Nada ironicamente, os doentes foram encarados como "seres impuros", porque a lepra era confundida com outras doenças, principalmente às de pele e as venéreas. Acreditava-se que o contaminado havia mantido um contato corporal com outra pessoa, muitas vezes de natureza sexual, o que era considerado pecaminoso.
O documentário Hanseníase Hoje e Sempre, produzido pela Editora Caras com o apoio do Facebook Journalism Project do ICF (Internacional Center for Journalists), mostra que o medo de contrair a doença era tanto que os vizinhos dos contaminados enviados às colônias até ateavam fogo nas residências e nos pertences.

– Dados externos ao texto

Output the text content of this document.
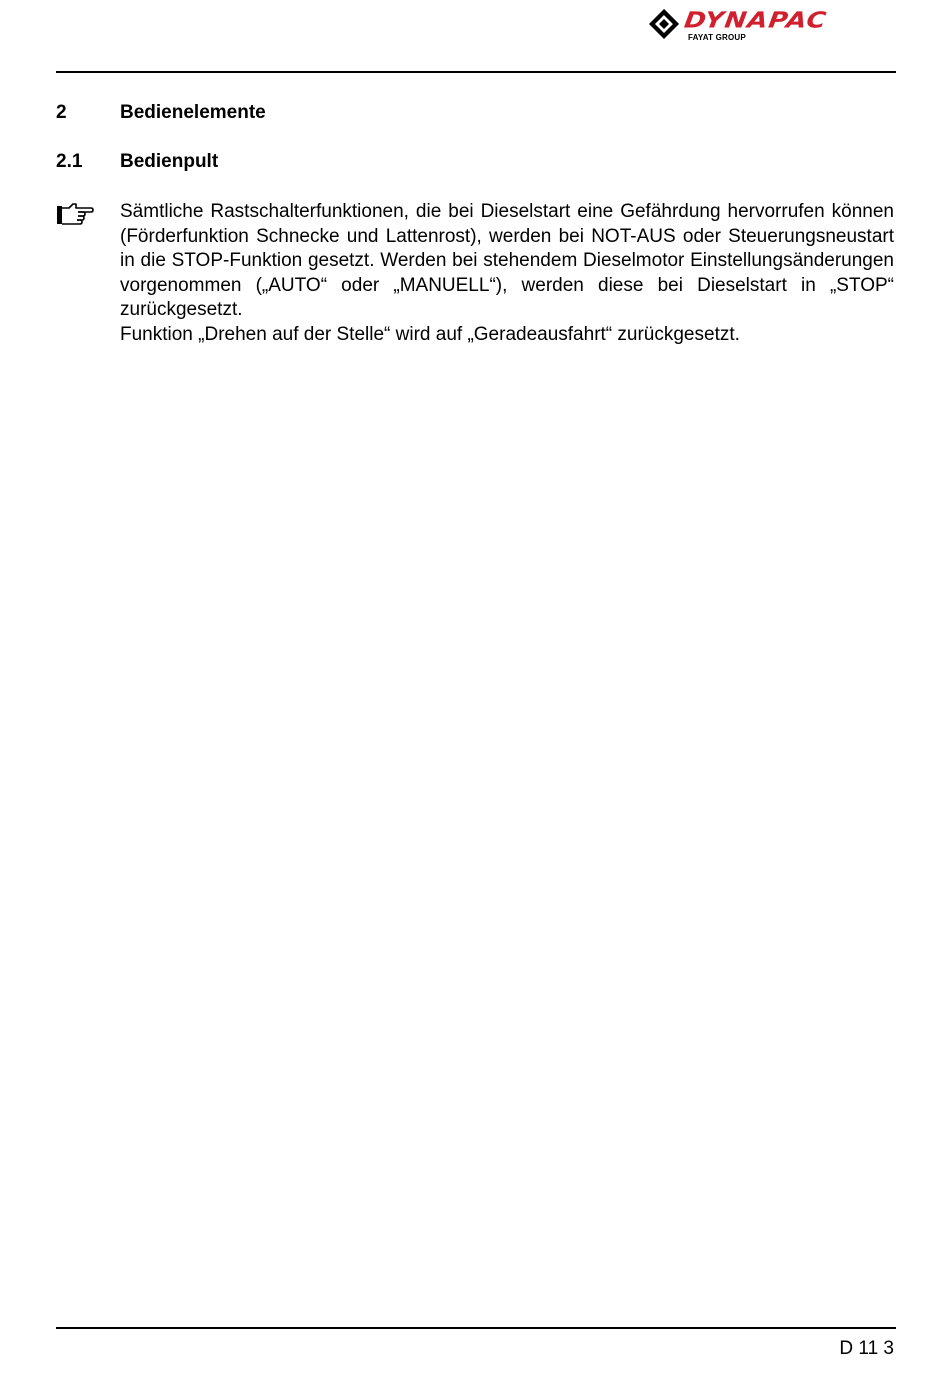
DYNAPAC
FAYAT GROUP
2	Bedienelemente
2.1 Bedienpult

Sämtliche Rastschalterfunktionen, die bei Dieselstart eine Gefährdung hervorrufen können (Förderfunktion Schnecke und Lattenrost), werden bei NOT-AUS oder Steuerungsneustart in die STOP-Funktion gesetzt. Werden bei stehendem Dieselmotor Einstellungsänderungen vorgenommen („AUTO“ oder „MANUELL“), werden diese bei Dieselstart in „STOP“ zurückgesetzt.

Funktion „Drehen auf der Stelle“ wird auf „Geradeausfahrt“ zurückgesetzt.

D 11 3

“Como essa pessoa não tinha mais emprego, ia viver à margem da sociedade, pois não tinha como subsistir”, explica a Dra. Yara Monteiro, coordenadora no Instituto Saúde em São Paulo e especialista no tema.
Rapidamente, cresceu a população de contaminados em situação de rua nos arredores das cidades, dormindo em barracas armadas em estradas com grande circulação de pessoas na esperança de conseguir doações.

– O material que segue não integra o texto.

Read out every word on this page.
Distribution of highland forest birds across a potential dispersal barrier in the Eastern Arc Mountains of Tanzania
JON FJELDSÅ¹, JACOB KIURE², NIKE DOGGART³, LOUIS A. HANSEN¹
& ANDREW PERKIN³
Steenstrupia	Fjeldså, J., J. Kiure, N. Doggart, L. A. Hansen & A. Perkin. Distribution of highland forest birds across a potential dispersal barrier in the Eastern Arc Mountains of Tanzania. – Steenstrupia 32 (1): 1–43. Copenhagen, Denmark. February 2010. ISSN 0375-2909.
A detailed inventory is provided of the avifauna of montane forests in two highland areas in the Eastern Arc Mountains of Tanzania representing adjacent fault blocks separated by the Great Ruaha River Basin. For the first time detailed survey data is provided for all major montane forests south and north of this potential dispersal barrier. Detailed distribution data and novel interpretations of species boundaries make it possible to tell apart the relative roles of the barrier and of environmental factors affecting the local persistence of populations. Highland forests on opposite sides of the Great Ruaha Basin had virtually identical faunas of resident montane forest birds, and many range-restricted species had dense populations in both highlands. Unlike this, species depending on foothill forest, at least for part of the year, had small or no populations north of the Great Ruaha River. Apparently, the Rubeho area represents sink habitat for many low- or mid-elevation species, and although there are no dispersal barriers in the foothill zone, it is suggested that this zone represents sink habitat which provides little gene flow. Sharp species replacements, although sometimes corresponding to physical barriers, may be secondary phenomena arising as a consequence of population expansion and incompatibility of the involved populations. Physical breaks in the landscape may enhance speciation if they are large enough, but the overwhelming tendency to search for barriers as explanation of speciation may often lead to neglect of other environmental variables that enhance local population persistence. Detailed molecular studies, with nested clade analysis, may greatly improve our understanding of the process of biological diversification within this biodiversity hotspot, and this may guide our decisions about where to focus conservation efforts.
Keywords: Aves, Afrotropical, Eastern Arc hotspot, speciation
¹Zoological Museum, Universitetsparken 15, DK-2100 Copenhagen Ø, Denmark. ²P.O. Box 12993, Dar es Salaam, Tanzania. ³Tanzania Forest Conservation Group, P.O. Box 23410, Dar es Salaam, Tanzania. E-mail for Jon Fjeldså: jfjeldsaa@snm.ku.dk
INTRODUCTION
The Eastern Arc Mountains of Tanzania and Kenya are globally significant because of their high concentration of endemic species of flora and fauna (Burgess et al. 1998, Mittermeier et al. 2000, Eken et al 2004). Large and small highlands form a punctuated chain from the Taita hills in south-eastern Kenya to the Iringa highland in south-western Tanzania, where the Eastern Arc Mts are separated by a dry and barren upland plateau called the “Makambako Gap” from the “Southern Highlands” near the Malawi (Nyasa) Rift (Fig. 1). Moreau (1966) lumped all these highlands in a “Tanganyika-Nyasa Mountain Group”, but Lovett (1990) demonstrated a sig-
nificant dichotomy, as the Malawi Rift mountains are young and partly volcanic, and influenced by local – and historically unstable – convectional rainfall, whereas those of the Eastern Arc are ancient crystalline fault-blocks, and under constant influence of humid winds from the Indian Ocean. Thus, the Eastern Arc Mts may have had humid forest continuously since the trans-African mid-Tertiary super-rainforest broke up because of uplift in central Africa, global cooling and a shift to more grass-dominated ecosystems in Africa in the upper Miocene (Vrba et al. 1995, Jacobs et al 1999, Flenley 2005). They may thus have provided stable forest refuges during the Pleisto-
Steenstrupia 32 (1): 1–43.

(Fonte: Mario Tama/Getty Images)
A alternativa que o governo brasileiro encontrou para controlar a disseminação da doença e desarticular esses grupos nômades foi a construção de colônias de leprosos, entre 1924 e 1962. A internação compulsória foi uma característica marcante na comunidade, e o Estado de São Paulo se destacou por sua política rigorosa.
Os leprosários foram construídos em locais distantes dos centros urbanos e onde tinha bastante circulação de vento. Afinal, a medicina ainda se apoiava na ideia de que doenças eram disseminadas pelos miasmas: vapores ou emanações fétidas transmitidas pelo ar.

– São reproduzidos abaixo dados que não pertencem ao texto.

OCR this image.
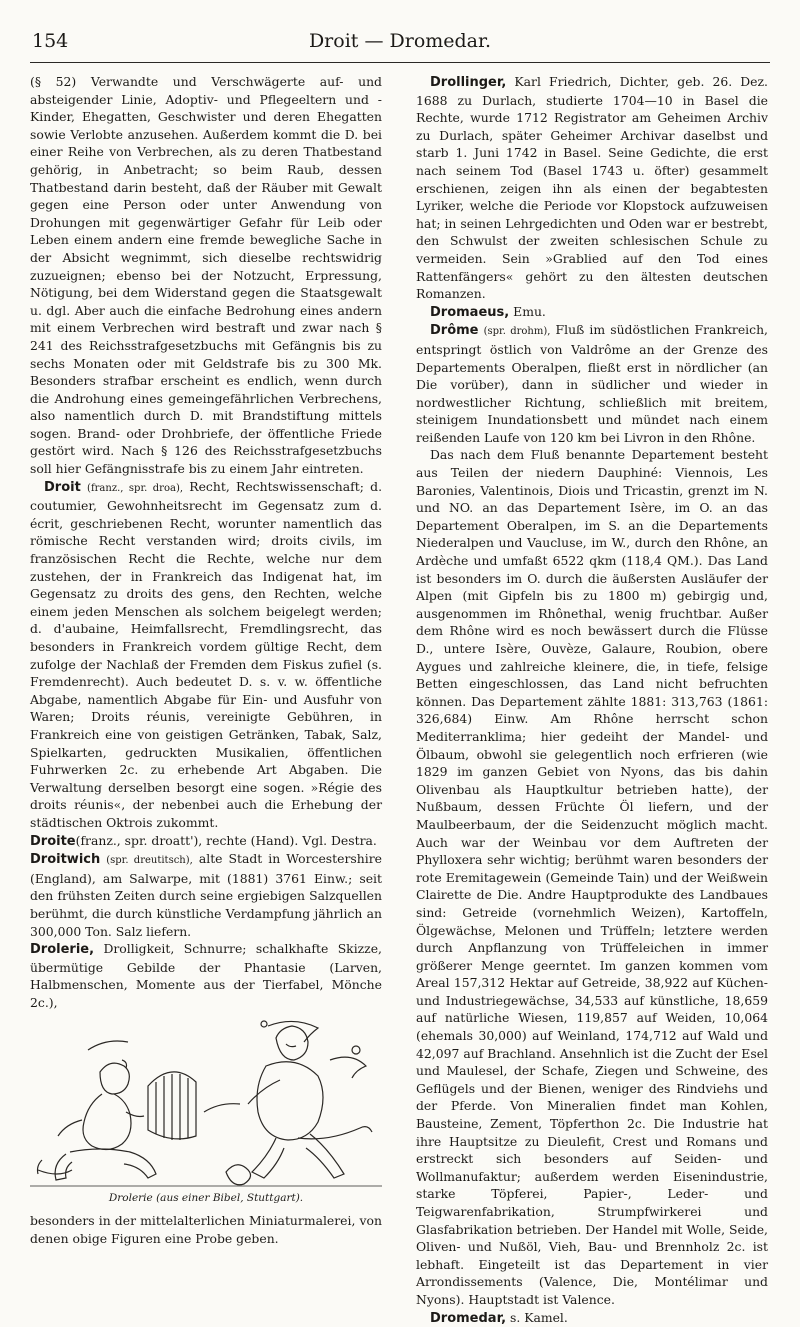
154	Droit — Dromedar.

(§ 52) Verwandte und Verschwägerte auf- und absteigender Linie, Adoptiv- und Pflegeeltern und -Kinder, Ehegatten, Geschwister und deren Ehegatten sowie Verlobte anzusehen. Außerdem kommt die D. bei einer Reihe von Verbrechen, als zu deren Thatbestand gehörig, in Anbetracht; so beim Raub, dessen Thatbestand darin besteht, daß der Räuber mit Gewalt gegen eine Person oder unter Anwendung von Drohungen mit gegenwärtiger Gefahr für Leib oder Leben einem andern eine fremde bewegliche Sache in der Absicht wegnimmt, sich dieselbe rechtswidrig zuzueignen; ebenso bei der Notzucht, Erpressung, Nötigung, bei dem Widerstand gegen die Staatsgewalt u. dgl. Aber auch die einfache Bedrohung eines andern mit einem Verbrechen wird bestraft und zwar nach § 241 des Reichsstrafgesetzbuchs mit Gefängnis bis zu sechs Monaten oder mit Geldstrafe bis zu 300 Mk. Besonders strafbar erscheint es endlich, wenn durch die Androhung eines gemeingefährlichen Verbrechens, also namentlich durch D. mit Brandstiftung mittels sogen. Brand- oder Drohbriefe, der öffentliche Friede gestört wird. Nach § 126 des Reichsstrafgesetzbuchs soll hier Gefängnisstrafe bis zu einem Jahr eintreten.

Droit (franz., spr. droa), Recht, Rechtswissenschaft; d. coutumier, Gewohnheitsrecht im Gegensatz zum d. écrit, geschriebenen Recht, worunter namentlich das römische Recht verstanden wird; droits civils, im französischen Recht die Rechte, welche nur dem zustehen, der in Frankreich das Indigenat hat, im Gegensatz zu droits des gens, den Rechten, welche einem jeden Menschen als solchem beigelegt werden; d. d'aubaine, Heimfallsrecht, Fremdlingsrecht, das besonders in Frankreich vordem gültige Recht, dem zufolge der Nachlaß der Fremden dem Fiskus zufiel (s. Fremdenrecht). Auch bedeutet D. s. v. w. öffentliche Abgabe, namentlich Abgabe für Ein- und Ausfuhr von Waren; Droits réunis, vereinigte Gebühren, in Frankreich eine von geistigen Getränken, Tabak, Salz, Spielkarten, gedruckten Musikalien, öffentlichen Fuhrwerken 2c. zu erhebende Art Abgaben. Die Verwaltung derselben besorgt eine sogen. »Régie des droits réunis«, der nebenbei auch die Erhebung der städtischen Oktrois zukommt.

Droite(franz., spr. droatt'), rechte (Hand). Vgl. Destra.

Droitwich (spr. dreutitsch), alte Stadt in Worcestershire (England), am Salwarpe, mit (1881) 3761 Einw.; seit den frühsten Zeiten durch seine ergiebigen Salzquellen berühmt, die durch künstliche Verdampfung jährlich an 300,000 Ton. Salz liefern.

Drolerie, Drolligkeit, Schnurre; schalkhafte Skizze, übermütige Gebilde der Phantasie (Larven, Halbmenschen, Momente aus der Tierfabel, Mönche 2c.),

Drolerie (aus einer Bibel, Stuttgart).
besonders in der mittelalterlichen Miniaturmalerei, von denen obige Figuren eine Probe geben.

Drollinger, Karl Friedrich, Dichter, geb. 26. Dez. 1688 zu Durlach, studierte 1704—10 in Basel die Rechte, wurde 1712 Registrator am Geheimen Archiv zu Durlach, später Geheimer Archivar daselbst und starb 1. Juni 1742 in Basel. Seine Gedichte, die erst nach seinem Tod (Basel 1743 u. öfter) gesammelt erschienen, zeigen ihn als einen der begabtesten Lyriker, welche die Periode vor Klopstock aufzuweisen hat; in seinen Lehrgedichten und Oden war er bestrebt, den Schwulst der zweiten schlesischen Schule zu vermeiden. Sein »Grablied auf den Tod eines Rattenfängers« gehört zu den ältesten deutschen Romanzen.

Dromaeus, Emu.

Drôme (spr. drohm), Fluß im südöstlichen Frankreich, entspringt östlich von Valdrôme an der Grenze des Departements Oberalpen, fließt erst in nördlicher (an Die vorüber), dann in südlicher und wieder in nordwestlicher Richtung, schließlich mit breitem, steinigem Inundationsbett und mündet nach einem reißenden Laufe von 120 km bei Livron in den Rhône.

Das nach dem Fluß benannte Departement besteht aus Teilen der niedern Dauphiné: Viennois, Les Baronies, Valentinois, Diois und Tricastin, grenzt im N. und NO. an das Departement Isère, im O. an das Departement Oberalpen, im S. an die Departements Niederalpen und Vaucluse, im W., durch den Rhône, an Ardèche und umfaßt 6522 qkm (118,4 QM.). Das Land ist besonders im O. durch die äußersten Ausläufer der Alpen (mit Gipfeln bis zu 1800 m) gebirgig und, ausgenommen im Rhônethal, wenig fruchtbar. Außer dem Rhône wird es noch bewässert durch die Flüsse D., untere Isère, Ouvèze, Galaure, Roubion, obere Aygues und zahlreiche kleinere, die, in tiefe, felsige Betten eingeschlossen, das Land nicht befruchten können. Das Departement zählte 1881: 313,763 (1861: 326,684) Einw. Am Rhône herrscht schon Mediterranklima; hier gedeiht der Mandel- und Ölbaum, obwohl sie gelegentlich noch erfrieren (wie 1829 im ganzen Gebiet von Nyons, das bis dahin Olivenbau als Hauptkultur betrieben hatte), der Nußbaum, dessen Früchte Öl liefern, und der Maulbeerbaum, der die Seidenzucht möglich macht. Auch war der Weinbau vor dem Auftreten der Phylloxera sehr wichtig; berühmt waren besonders der rote Eremitagewein (Gemeinde Tain) und der Weißwein Clairette de Die. Andre Hauptprodukte des Landbaues sind: Getreide (vornehmlich Weizen), Kartoffeln, Ölgewächse, Melonen und Trüffeln; letztere werden durch Anpflanzung von Trüffeleichen in immer größerer Menge geerntet. Im ganzen kommen vom Areal 157,312 Hektar auf Getreide, 38,922 auf Küchen- und Industriegewächse, 34,533 auf künstliche, 18,659 auf natürliche Wiesen, 119,857 auf Weiden, 10,064 (ehemals 30,000) auf Weinland, 174,712 auf Wald und 42,097 auf Brachland. Ansehnlich ist die Zucht der Esel und Maulesel, der Schafe, Ziegen und Schweine, des Geflügels und der Bienen, weniger des Rindviehs und der Pferde. Von Mineralien findet man Kohlen, Bausteine, Zement, Töpferthon 2c. Die Industrie hat ihre Hauptsitze zu Dieulefit, Crest und Romans und erstreckt sich besonders auf Seiden- und Wollmanufaktur; außerdem werden Eisenindustrie, starke Töpferei, Papier-, Leder- und Teigwarenfabrikation, Strumpfwirkerei und Glasfabrikation betrieben. Der Handel mit Wolle, Seide, Oliven- und Nußöl, Vieh, Bau- und Brennholz 2c. ist lebhaft. Eingeteilt ist das Departement in vier Arrondissements (Valence, Die, Montélimar und Nyons). Hauptstadt ist Valence.

Dromedar, s. Kamel.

Talvez a lepra e toda a estigmatização que a acompanha tenha sido a epidemia que mais nivelou a sociedade. Não importava sexo, faixa etária, faixa socioeconômica ou posição social para aqueles que eram diagnosticados com a doença. Todos eram isolados no mesmo local, sob as mesmas condições precárias e tratados com o mesmo repúdio. Muitos dos internos perdiam os laços familiares para sempre porque eram abandonados por eles.
(Fonte: Getty Images)
Foram 40 asilos-colônias em todo o Brasil, sendo que 80% deles foram estabelecidos durante o governo de Getúlio Vargas, quando o presidente criou o primeiro Ministério da Saúde para lidar principalmente com a epidemia da doença.
O Hospital Colônia Itapuã, localizado em Viamão, a 60 km de Porto Alegre, foi a maior instalação do período Vargas. Construído em 1940, com 1.253 hectares, o asilo-colônia chegou a ter um contingente de 2.474 pessoas internadas permanentemente. Os hansenianos criaram uma nova vida dentro daquela mini-cidade, que dispunha de igrejas e até de um salão de festas.
Ao todo, ainda há cerca de 46 pessoas morando no local e muitas não querem deixar o lugar onde reconstruíram sua história, ainda que forçadamente.